The New Jersey Institute of Technology's
Electronic Theses & Dissertations Project

Title:	Design of mask for striped filters and thin-film multi-layer emissivity modeling for multi-wavelength imaging pyrometer
Author:	Shah, Jitesh Navinchandra
View Online:	njit-etd1993-142 (xii, 78 pages ~ 2.6 MB pdf)
Department:	Department of Electrical and Computer Engineering
Degree:	Master of Science
Program:	Electrical Engineering
Document Type:	Thesis
Advisory Committee:	Kosonocky, Walter F. (Committee co-chair) Misra, Durgamadhab (Committee co-chair) Ravindra, N. M. (Committee member)
Date:	1993-10
Keywords:	Pyrometers and pyrometry. Thin films, Multilayered. Light filters.

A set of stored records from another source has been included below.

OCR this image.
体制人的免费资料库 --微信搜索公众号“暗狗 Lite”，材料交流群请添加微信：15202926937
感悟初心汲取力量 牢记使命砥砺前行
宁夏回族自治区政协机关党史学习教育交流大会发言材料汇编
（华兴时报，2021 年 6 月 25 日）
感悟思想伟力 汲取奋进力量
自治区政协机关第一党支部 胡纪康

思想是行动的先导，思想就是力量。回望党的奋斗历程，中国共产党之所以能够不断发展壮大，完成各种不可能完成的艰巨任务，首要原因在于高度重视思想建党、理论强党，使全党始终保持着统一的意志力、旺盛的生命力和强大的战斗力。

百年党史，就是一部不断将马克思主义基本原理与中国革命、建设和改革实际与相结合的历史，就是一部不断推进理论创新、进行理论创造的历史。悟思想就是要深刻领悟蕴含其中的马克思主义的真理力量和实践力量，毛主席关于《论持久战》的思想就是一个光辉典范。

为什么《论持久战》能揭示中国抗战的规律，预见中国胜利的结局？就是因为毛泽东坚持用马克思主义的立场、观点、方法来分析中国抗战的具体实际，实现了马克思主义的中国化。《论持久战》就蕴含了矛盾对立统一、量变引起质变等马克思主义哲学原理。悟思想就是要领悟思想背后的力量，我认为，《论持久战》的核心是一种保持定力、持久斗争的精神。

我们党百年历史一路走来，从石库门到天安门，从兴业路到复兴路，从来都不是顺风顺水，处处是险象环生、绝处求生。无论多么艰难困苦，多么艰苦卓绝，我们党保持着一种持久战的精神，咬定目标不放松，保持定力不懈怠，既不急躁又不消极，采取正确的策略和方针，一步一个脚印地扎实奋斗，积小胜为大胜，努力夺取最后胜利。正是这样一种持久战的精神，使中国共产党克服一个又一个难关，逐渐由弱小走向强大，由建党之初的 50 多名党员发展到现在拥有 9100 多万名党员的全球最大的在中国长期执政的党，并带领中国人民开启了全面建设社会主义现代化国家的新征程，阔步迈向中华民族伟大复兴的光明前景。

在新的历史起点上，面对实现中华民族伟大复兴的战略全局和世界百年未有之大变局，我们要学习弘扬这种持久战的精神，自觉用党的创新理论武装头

Availability:	Unrestricted
Abstract:	Multi-Wavelength Imaging Pyrometry (M-WIP) measures thermal radiation of any target (color or gray) in multiple narrow-spectral-regions and can simultaneously determine target temperature and emissivity. One approach for measuring radiation at multiple wavelengths using a 320X244 element Pt-Si SBD infrared camera is to use narrow-band striped filters deposited on a transparent substrate with proper alignment. The major focus of this thesis was the design of a four layer mask for investigating the feasibility of defining three-wavelength striped filters compatible with focal plane array. This mask design allows twelve distinct narrow band striped filter geometries and four test-patterns on a 4-inch silicon wafer. Prior knowledge of spectral and directional emissivity as a function of thickness of the layer being etched or deposited has extreme importance in improving operating parameters of M-WIP such as selection of spectral range and number of required wavelength. A detailed study of spectral (2.5 µm to 5.0 µm) and directional (0° and 80° from the normal of surface) emissivity variation of thin-film multilayer structure was done, using the developed model, for several important structures commonly used in plasma etching. These multi-layer structures are Poly-Si on thin and thick oxides, silicides on thick oxides and polysides on thin oxides. This analysis can be easily extended to other processing techniques such as sputtering, evaporation, CVD and RTP.